Je resserre les manches de mon bleu de travail autour de mes hanches et grimace en m'asseyant dans ma bagnole. Lorian avait raison : j'aurai au moins pu faire l'effort de me changer. Mais pas de temps à perdre. J'ai encore les mains noires, même si je les ai lavé vite fait, de la suie sur le visage et de l'huile tartinée sur mon t-shirt. Les regards en coin dans le magasin étaient justifiés, en fait.

Je ricane en prenant la route, lançant une playlist sur mon autoradio. Les premières notes d'une musique rock me traversent et je souris, le coude sur la portière alors que le paysage défile autour de moi. Je ne sais pas ce qui me soulage autant mais depuis que j'ai quitté la maison de Tom, ce matin, mon esprit est plus apaisé. Je ne pensais pas que ce serait possible, vu la rage qui animait mes pensées.

Pourtant, là, je me sens léger, presque heureux. Aly et Lorian m'ont aidé à trier mes pensées, à remettre de l'ordre dans tout ce qui me rongeait. Je leur ai parlé de l'appartement, des mois qui arrivent, de l'état de Bryan. De mon état, à moi.
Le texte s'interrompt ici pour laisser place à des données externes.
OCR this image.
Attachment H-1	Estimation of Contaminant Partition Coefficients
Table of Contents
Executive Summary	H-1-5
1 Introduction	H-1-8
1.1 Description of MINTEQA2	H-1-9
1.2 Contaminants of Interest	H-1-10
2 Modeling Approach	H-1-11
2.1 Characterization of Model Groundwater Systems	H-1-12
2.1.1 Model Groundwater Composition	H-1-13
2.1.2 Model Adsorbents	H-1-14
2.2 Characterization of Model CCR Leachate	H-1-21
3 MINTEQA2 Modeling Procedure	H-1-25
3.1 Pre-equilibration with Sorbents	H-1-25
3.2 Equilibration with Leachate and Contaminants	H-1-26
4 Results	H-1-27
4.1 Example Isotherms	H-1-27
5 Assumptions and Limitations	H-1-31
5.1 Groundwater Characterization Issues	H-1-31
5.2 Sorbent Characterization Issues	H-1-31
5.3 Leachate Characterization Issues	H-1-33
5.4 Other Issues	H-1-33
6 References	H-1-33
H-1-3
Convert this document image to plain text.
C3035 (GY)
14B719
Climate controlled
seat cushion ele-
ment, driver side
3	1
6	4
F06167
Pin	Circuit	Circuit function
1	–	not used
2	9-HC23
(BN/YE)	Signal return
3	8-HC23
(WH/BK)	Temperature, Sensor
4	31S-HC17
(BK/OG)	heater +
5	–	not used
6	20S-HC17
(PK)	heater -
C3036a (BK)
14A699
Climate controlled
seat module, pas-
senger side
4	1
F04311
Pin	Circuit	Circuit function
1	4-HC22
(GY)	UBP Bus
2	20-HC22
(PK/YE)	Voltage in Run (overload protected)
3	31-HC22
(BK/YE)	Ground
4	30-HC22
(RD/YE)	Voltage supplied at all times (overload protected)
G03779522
Ils m'ont épaulé, m'ont fait rire et ont partagé ma colère. En dix heures de taf, ils ont réussi à adoucir les sentiments qui me bouffaient jusqu'à la moelle.

Bryan va gagner son combat contre Emilie, c'est une certitude. Je ne la laisserai pas emporter avec elle ses rêves, sa fille, son envie de vivre à lui. Je m'en fous si elle se brise à la fin, si elle se retrouve seule sous les ponts à pleurer, si elle se perd au milieu des flots. Ca ne me touche plus depuis bien longtemps car elle a déjà trop abîmé la seule personne qui compte pour moi.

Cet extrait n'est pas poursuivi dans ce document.